Mike McCurry, President Clinton's former press secretary, told an ABC-TV audience that he would rather hear George W. name Christ than, say, Tocqueville or Kierkegaard because the latter two are so "over-cited" that they have become clichs. I would settle for either of them as well. It was Tocqueville who noted that the moral underpinnings of Christianity (building on Judaism) were necessary for maintaining liberty in a democracy. He identified religion as the springboard for public virtue.

Kierkegaard would have been a more eccentric choice. He's considered the father of religious existentialism, and believed that "a leap of faith" was not enough to guide behavior; it was equally important to conduct one's life in harmony with the moral teachings of Christianity. He believed the modern age lacked moral commitment.

Maybe, in our debates about a candidate's religion, we should revive the debate about influential philosophers, too. Philosophy is not a popular course in high school or college these days, which is too bad, because the study of philosophy sharpens the mind for arguments to connect public policy to ethical issues.
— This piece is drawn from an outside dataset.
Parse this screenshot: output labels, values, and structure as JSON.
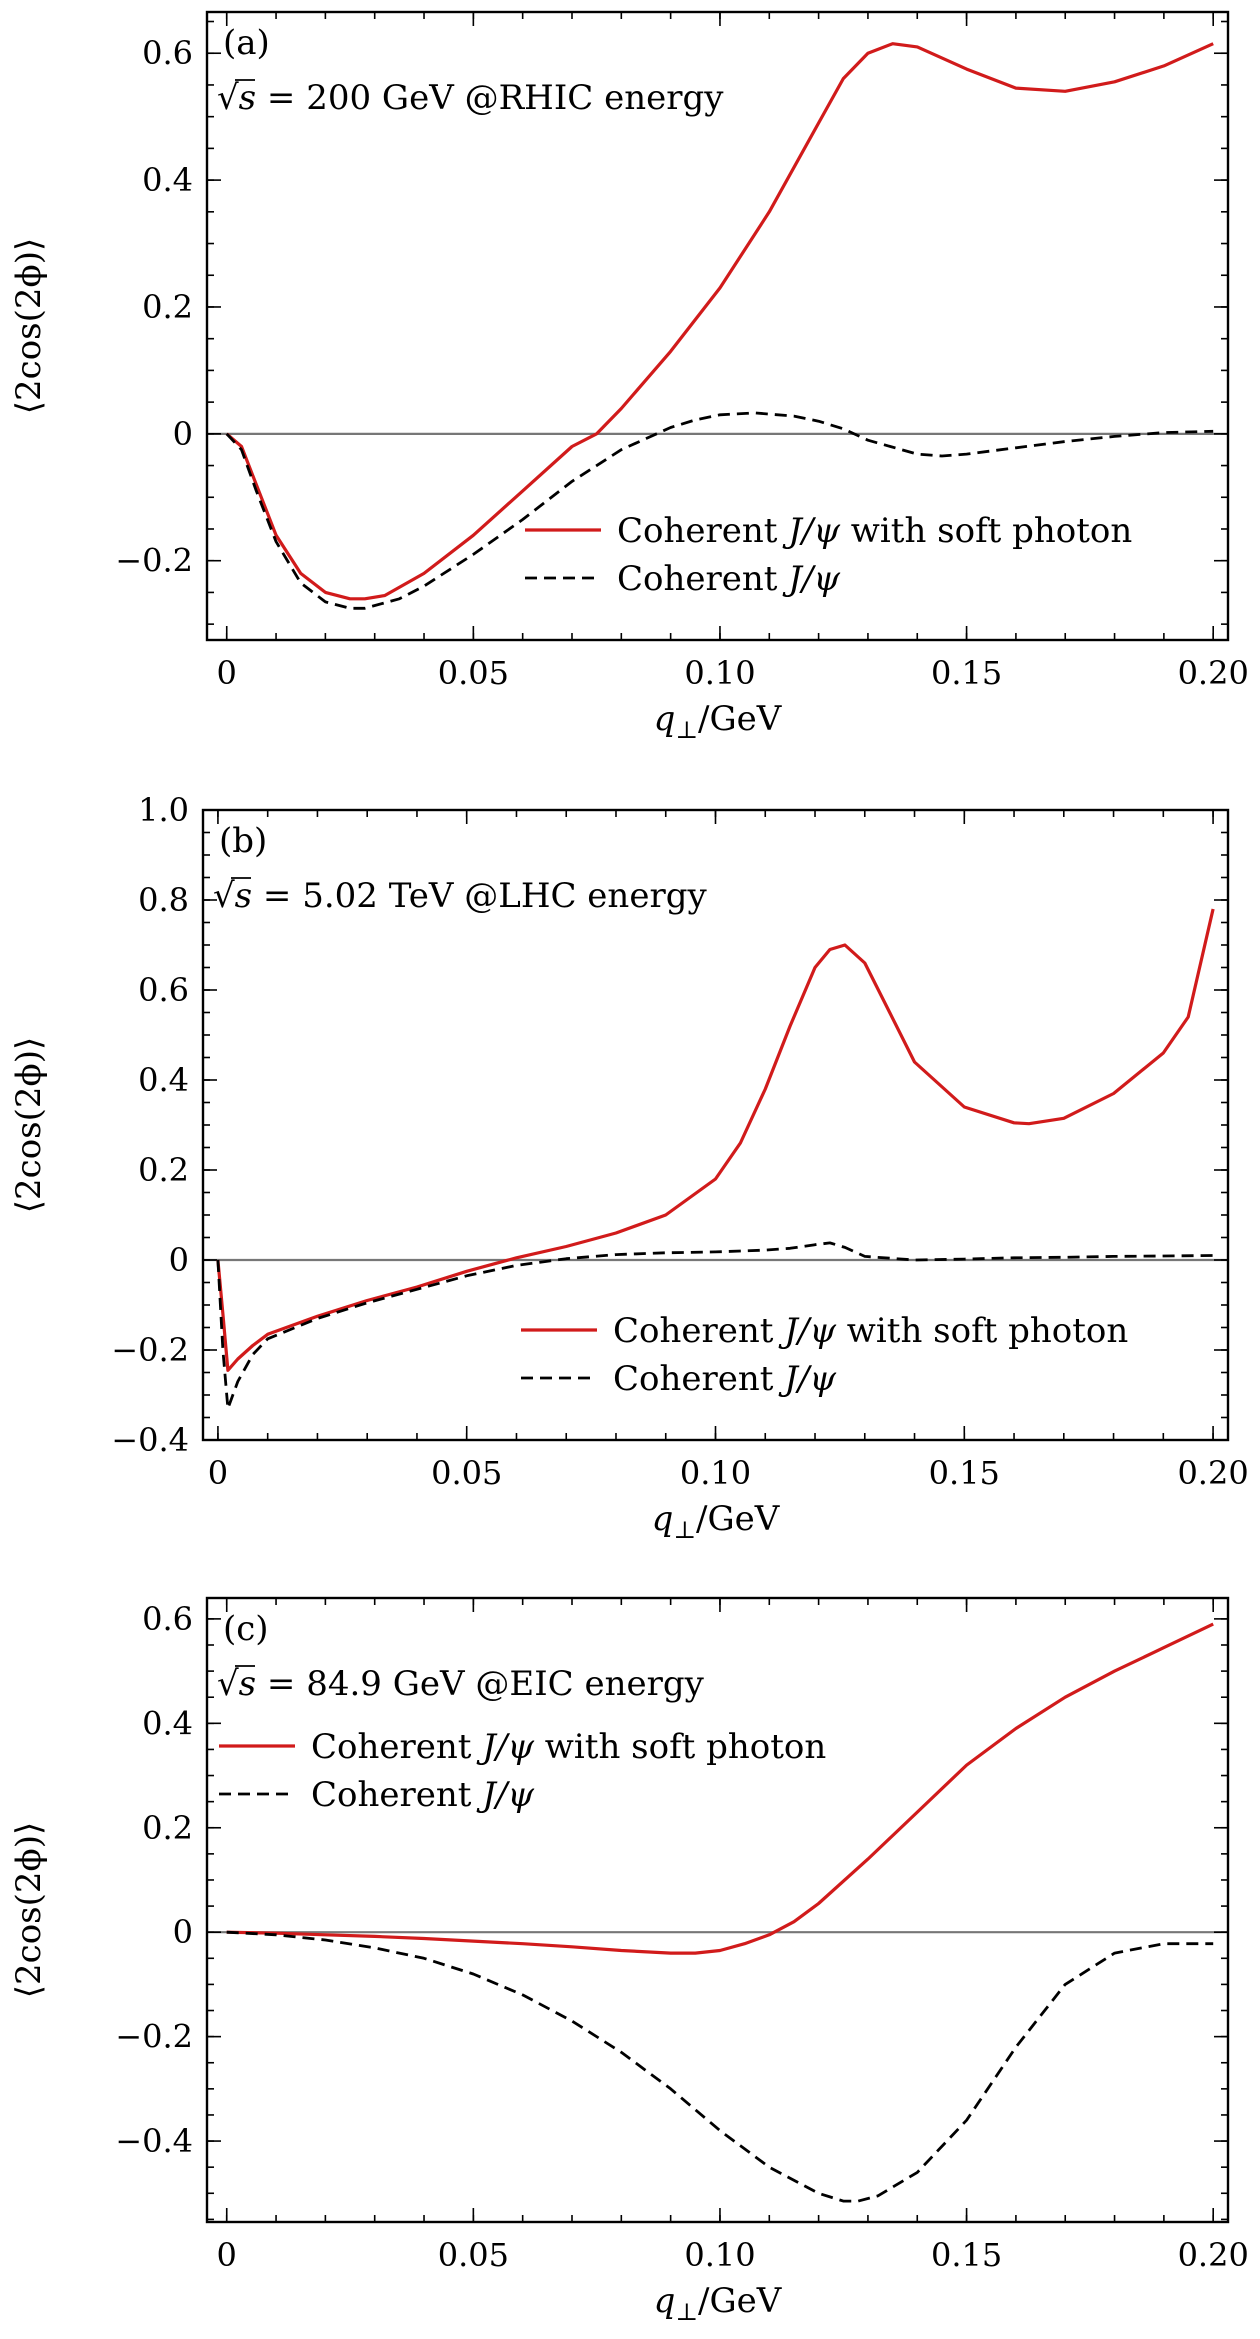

Discussions of philosophy, like discussions of religion, challenge and enlarge the mind. They force us to probe deeply into political arguments and their impact on society. We have come through an extremely brutal century. The Enlightenment and the elevation of reason over faith, which once held such promise, did not soften or mellow man's inhumanity to man. This may be the great lesson of the century which dies next week.

The 20th century has been a time of decadence both spiritually and politically. But times of excess are frequently followed by cravings to restore a spiritual order, a rediscovery of the eternal verities. The revival of interest in religion and politics may be an expression of this yearning for renewal.

The philosophers we chose to follow are ultimately personal decisions. William James understood this when he wrote that "philosophy which is so important in each of us is not a technical matter; it is our more or less dumb sense of what life honestly and deeply means."

If George W. Bush has been influenced by Christ because Christ changed his heart and straightened out his behavior, how could any voters hold that against him?